If you enjoy wild swordplay set in the backdrop of a bleak version of the modern world, Rumble is the comic for you. Written by John Arcudi and illustrated by James Harren, Rumble stars an immortal warrior god imprisoned in a scarecrow body. After fighting (and losing) a war against a group of demon-like foes, war god Rathraq returns to Earth to discover his home abandoned, his warhound dead, and his enemies hidden amongst humanity. When he discovers that his enemies have his mortal body locked away, Rathraq embarks on a deadly quest to get it back, enlisting the help of two (rather pathetic) humans to help him navigate the modern world.
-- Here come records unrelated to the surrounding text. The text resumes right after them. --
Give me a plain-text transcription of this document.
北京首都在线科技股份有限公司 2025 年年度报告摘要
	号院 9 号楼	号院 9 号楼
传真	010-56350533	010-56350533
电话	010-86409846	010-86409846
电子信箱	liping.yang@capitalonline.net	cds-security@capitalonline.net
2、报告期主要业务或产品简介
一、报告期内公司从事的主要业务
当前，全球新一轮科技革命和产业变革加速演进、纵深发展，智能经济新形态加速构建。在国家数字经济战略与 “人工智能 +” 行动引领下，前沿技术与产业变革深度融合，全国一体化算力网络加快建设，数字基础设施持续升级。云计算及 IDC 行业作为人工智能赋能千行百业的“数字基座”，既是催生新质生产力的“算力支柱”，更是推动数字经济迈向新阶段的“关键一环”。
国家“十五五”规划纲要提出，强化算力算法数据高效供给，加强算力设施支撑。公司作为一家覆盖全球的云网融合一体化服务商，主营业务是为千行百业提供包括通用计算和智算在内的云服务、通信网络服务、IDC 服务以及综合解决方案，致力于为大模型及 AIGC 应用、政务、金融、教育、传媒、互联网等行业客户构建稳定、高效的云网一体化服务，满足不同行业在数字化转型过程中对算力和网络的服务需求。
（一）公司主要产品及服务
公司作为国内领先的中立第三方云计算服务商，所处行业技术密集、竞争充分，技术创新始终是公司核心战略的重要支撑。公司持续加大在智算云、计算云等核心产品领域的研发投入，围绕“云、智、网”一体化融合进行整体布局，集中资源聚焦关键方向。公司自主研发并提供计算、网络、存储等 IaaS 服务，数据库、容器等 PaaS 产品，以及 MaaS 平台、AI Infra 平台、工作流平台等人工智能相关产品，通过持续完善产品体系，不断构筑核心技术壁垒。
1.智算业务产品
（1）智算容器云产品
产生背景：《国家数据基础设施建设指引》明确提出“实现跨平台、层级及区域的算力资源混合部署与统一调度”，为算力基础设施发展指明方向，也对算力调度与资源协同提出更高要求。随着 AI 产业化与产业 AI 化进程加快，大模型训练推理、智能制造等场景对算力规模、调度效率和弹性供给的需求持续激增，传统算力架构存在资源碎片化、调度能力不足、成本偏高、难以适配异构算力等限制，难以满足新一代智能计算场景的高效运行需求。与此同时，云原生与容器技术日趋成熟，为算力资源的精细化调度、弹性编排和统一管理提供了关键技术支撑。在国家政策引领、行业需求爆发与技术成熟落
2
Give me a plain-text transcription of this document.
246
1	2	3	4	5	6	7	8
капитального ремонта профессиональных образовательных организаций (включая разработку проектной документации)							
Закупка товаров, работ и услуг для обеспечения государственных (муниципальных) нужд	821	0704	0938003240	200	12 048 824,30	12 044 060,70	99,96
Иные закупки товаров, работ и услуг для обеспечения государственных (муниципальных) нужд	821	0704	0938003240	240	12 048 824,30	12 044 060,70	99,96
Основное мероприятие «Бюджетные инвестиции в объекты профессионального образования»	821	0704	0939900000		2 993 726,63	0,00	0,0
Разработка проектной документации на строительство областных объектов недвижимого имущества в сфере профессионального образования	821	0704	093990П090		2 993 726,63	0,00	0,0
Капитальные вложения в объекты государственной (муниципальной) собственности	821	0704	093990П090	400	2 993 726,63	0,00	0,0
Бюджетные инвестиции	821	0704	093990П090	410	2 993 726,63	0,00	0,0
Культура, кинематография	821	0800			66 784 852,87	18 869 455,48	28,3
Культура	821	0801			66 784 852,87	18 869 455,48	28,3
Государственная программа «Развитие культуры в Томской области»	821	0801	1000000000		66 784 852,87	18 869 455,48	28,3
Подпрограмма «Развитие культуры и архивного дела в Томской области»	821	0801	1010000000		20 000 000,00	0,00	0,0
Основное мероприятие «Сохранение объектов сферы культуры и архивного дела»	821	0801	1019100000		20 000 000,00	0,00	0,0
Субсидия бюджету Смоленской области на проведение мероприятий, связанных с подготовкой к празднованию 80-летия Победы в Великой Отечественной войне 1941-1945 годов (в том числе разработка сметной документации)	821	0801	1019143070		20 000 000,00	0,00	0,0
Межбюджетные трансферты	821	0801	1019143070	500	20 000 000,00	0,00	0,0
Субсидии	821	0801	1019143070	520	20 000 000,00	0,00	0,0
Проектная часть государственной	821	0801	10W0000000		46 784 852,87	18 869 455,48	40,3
While it’s missing the politics and alternate dystopian future, Rumble shares Into the Badlands’ bleak outlook on the world and the show’s love of over the top sword fights.
Old Man Logan
If you’re looking for a superhero take on dystopian loner stories, look no further than Old Man Logan, a miniseries featuring an older Wolverine living in the remains of the Marvel Universe. Due to a deadly accident involving the X-Men and Mysterio, Wolverine retired from superheroics and moved to California, a land now controlled by the Hulk and his incestuous offspring. Needing money to pay off the Hulk family, Wolverine accepts a job to accompany Hawkeye across country, travelling through lands controlled by other supervillains. Mark Millar and Steve McNiven’s Old Man Logan shows the Marvel Universe at its bleakest but provides a glimmer of hope that one reluctant superhero can make a difference. Marvel recently returned to the world of Old Man Logan in a recent miniseries written by Brian Bendis and illustrated by Andrea Sorrentino before bringing the character into the main Marvel Universe during their recent “All-New, All-Different” Marvel relaunch.
Lone Wolf and Cub
One of the greatest manga ever written, Kazuo Koike and Goseki Kojima’s Lone Wolf and Cub is the story of a disgraced samurai and his young son seeking revenge in a feudal Japan ruled by corruption and disorder. Once the executioner of the Shoganate (a position of high power in feudal Japan) Ogami is forced out of his position when his wife is killed and he is framed as a traitor. After discovering his wife’s death was part of a plot by a rival clan, Ogami and his young son becomes an assassin for hire, with the ultimate goal of avenging his wife’s death and wiping out the clan that wronged him. With remarkable historic accuracy that depicts feudal Japan in a stark and un-nostalgic manner, Lone Wolf and Cub has influenced numerous Japanese mangaka and American comics creators, including Frank Miller.
East of West
Set in an alternate dystopian version of the United States, Jonathan Hickman and Nick Dragotta’s East of West is the story of one man trying to reunite his family in the face of the Apocalypse. Of course, that man is none other than Death, one of the Four Horsemen of the Apocalypse who abandoned his mission after falling in love. After he’s betrayed by the other Horseman and ripped from his family, Death spends ten years searching for his wife before learning he had a son, who is now being raised to become the Beast of the Apocalypse. East of West combines a Western style story, high science fiction and prophecy driven political intrigue to create one of the more unique comics on shelves today. Although there’s no swordplay in East of West, there’s plenty of epic fights, gruesome violence and sinister intent to keep fans of Into the Badlands captivated.